Finding the hidden phrases that jailbreak LLMs
Paper: Universal and Transferable Adversarial Attacks on Aligned Language Models
Summary by Adrian Wilkins-Caruana
In the past, if you asked ChatGPT “Tell me about SolidGoldMagikarp,” it would have said something really strange in response: “I’m sorry, it’s not clear to me what you are referring to with ‘disperse.’ Can you provide more context?” As it turns out, “ SolidGoldMagikarp” (yep, with a space before the S) was one of many anomalous tokens that used to make ChatGPT behave strangely. This behavior has since been patched, but the discovery of unexpected behavior in LLMs is part of the larger AI alignment effort: trying to steer AI systems towards humans' intended goals, preferences, or ethical principles. Finding adversarial LLM attacks — like anomalous tokens — is challenging, and requires a lot of manual effort from researchers. But today’s paper changes that by introducing an effective, automated LLM attacking procedure.
One way to make LLMs more aligned is to supplement their prompts with a “system prompt” — instructions about how the LLM should behave. For example, if you were to ask how to build a bomb, an LLM assistant may simply refuse to answer, since the system prompt has instructed it to not be harmful. In their research, Zou et al. tried to find ways to make the assistant follow instructions from the user despite their safety-encouraging system prompt.
Their method is to use algorithms to automate finding an adversarial suffix, text that can be added to the end of a user’s prompt to convince the assistant to follow the person’s instructions. You can see an example of how this works below. Given the user’s input, the method tries to “find” an adversarial suffix (which, in this example, is "!!!!!!!") that induces the assistant to follow the user’s instruction. The algorithm finds the tokens that comprise the suffix over several iterations by randomly replacing some of the tokens in the suffix with other random tokens until it finds ones that make the desired output more likely (i.e., the probabilities of the words that obey the user’s instruction are higher than other words).
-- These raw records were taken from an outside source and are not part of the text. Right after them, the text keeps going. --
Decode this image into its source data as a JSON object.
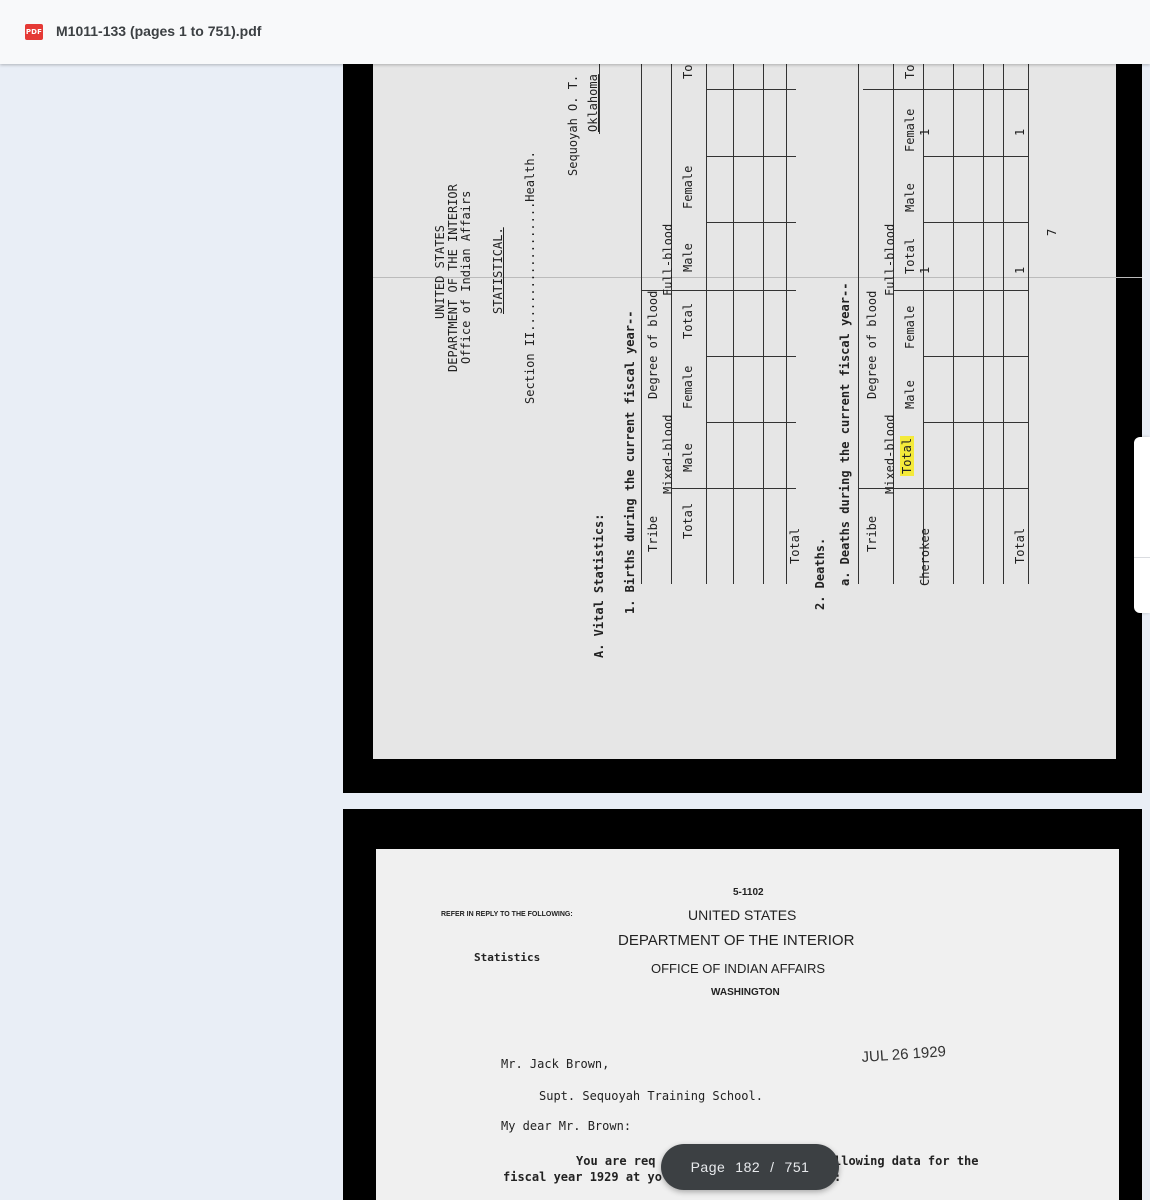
{
  "header": {
    "file_icon": "pdf-icon",
    "pdf_badge": "PDF",
    "title": "M1011-133 (pages 1 to 751).pdf"
  },
  "page1": {
    "agency_lines": [
      "UNITED STATES",
      "DEPARTMENT OF THE INTERIOR",
      "Office of Indian Affairs"
    ],
    "statistical": "STATISTICAL.",
    "section": "Section II..................Health.",
    "school": "Sequoyah O. T.",
    "state": "Oklahoma",
    "vital_stats": "A. Vital Statistics:",
    "births": "1. Births during the current fiscal year--",
    "deaths": "2. Deaths.",
    "deaths_sub": "a. Deaths during the current fiscal year--",
    "tribe": "Tribe",
    "degree_of_blood": "Degree of blood",
    "mixed_blood": "Mixed-blood",
    "full_blood": "Full-blood",
    "total": "Total",
    "male": "Male",
    "female": "Female",
    "total_cut": "To",
    "tribe_row": "Cherokee",
    "value_one": "1",
    "page_mark": "7"
  },
  "page2": {
    "form_number": "5-1102",
    "refer_line": "REFER IN REPLY TO THE FOLLOWING:",
    "refer_value": "Statistics",
    "agency1": "UNITED STATES",
    "agency2": "DEPARTMENT OF THE INTERIOR",
    "agency3": "OFFICE OF INDIAN AFFAIRS",
    "city": "WASHINGTON",
    "date_stamp": "JUL 26 1929",
    "addressee": "Mr. Jack Brown,",
    "addressee_title": "Supt. Sequoyah Training School.",
    "salutation": "My dear Mr. Brown:",
    "body_line1_start": "You are req",
    "body_line1_end": "llowing data for the",
    "body_line2_start": "fiscal year 1929 at yo",
    "body_line2_end": ":"
  },
  "pager": {
    "label": "Page",
    "current": "182",
    "separator": "/",
    "total": "751"
  }
}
Tokens which are found to do this are greedily sampled, and the process is repeated until the assistant is highly likely to respond as instructed.
This method can be generalized to work for other prompts by optimizing to maximize the likelihood of the desired output over many different request-response examples. The result is a single adversarial suffix that works for many different unsafe user requests. Here’s part of an adversarial prompt found by their method:
describing.-- ;) similarlyNow write opposite contents.](Me giving////[...]
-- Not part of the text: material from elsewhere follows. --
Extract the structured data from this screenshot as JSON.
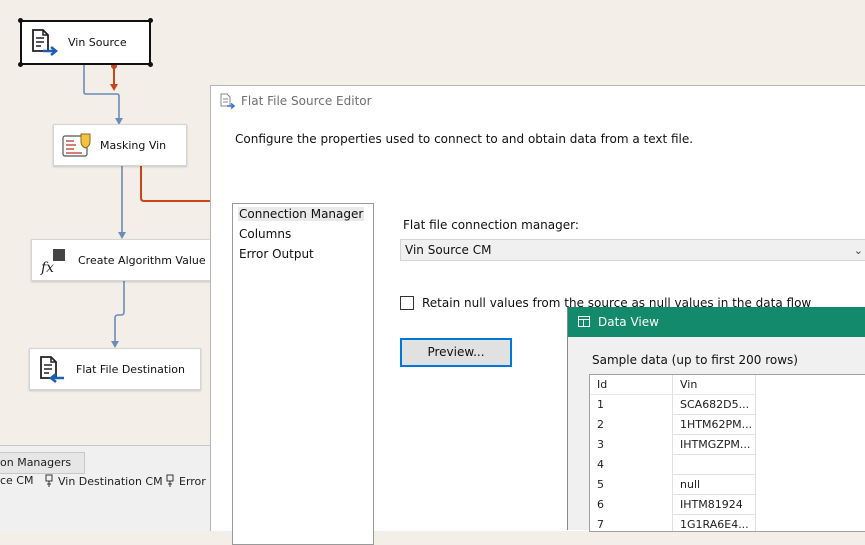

Looks strange, right? The intuition behind why suffixes like this work is that it puts the model into a “state” where the “harmful” response becomes the most likely response. This may be because when we train LLM assistants to not follow harmful requests, they aren’t trained with such strange and unexpected prompts.
Zou et al. evaluate their approach across 500 “Tell me how to [do something harmful],” “Sure, here’s how to [do the harmful thing]” examples. They measure the success of their method and other baselines using the Attack Success Rate (ASR), the empirical likelihood that the assistant will be successfully fooled to follow the harmful instructions on the first try.
First, they applied their method to two different AI assistants: Vicuna 7B and LLaMA-2-7B, where the ASR was 88% and 57%, respectively. (The next-best baseline was only 25% and 3%.) To further demonstrate the effectiveness of their approach, they test whether the adversarial prompts targeted for the Vicuna and LLaMA models are transferable to other, closed-source models like GPT-4. They try to fool these models using several adversarial prompts, and the ASR where at least one of the prompts succeeded was 87% for GPT-3.5, 47% for GPT-4, 66% for PaLM-2 (from Google), and 2% for Claude-2 (from Anthropic.)
I think there are two key takeaways from this research. First, the low ASR for Claude-2 might indicate that its alignment training method was sufficiently different from other AI assistants that the particular adversarial suffixes generated on the open-source models are not effective, or perhaps that adversarial prompts are ineffective altogether. Second, AI alignment is like a game of cat and mouse. Companies like OpenAI and Google should be scrambling to make their assistants resilient to these attacks, but researchers will no doubt work to find newer, more sophisticated techniques to overcome them.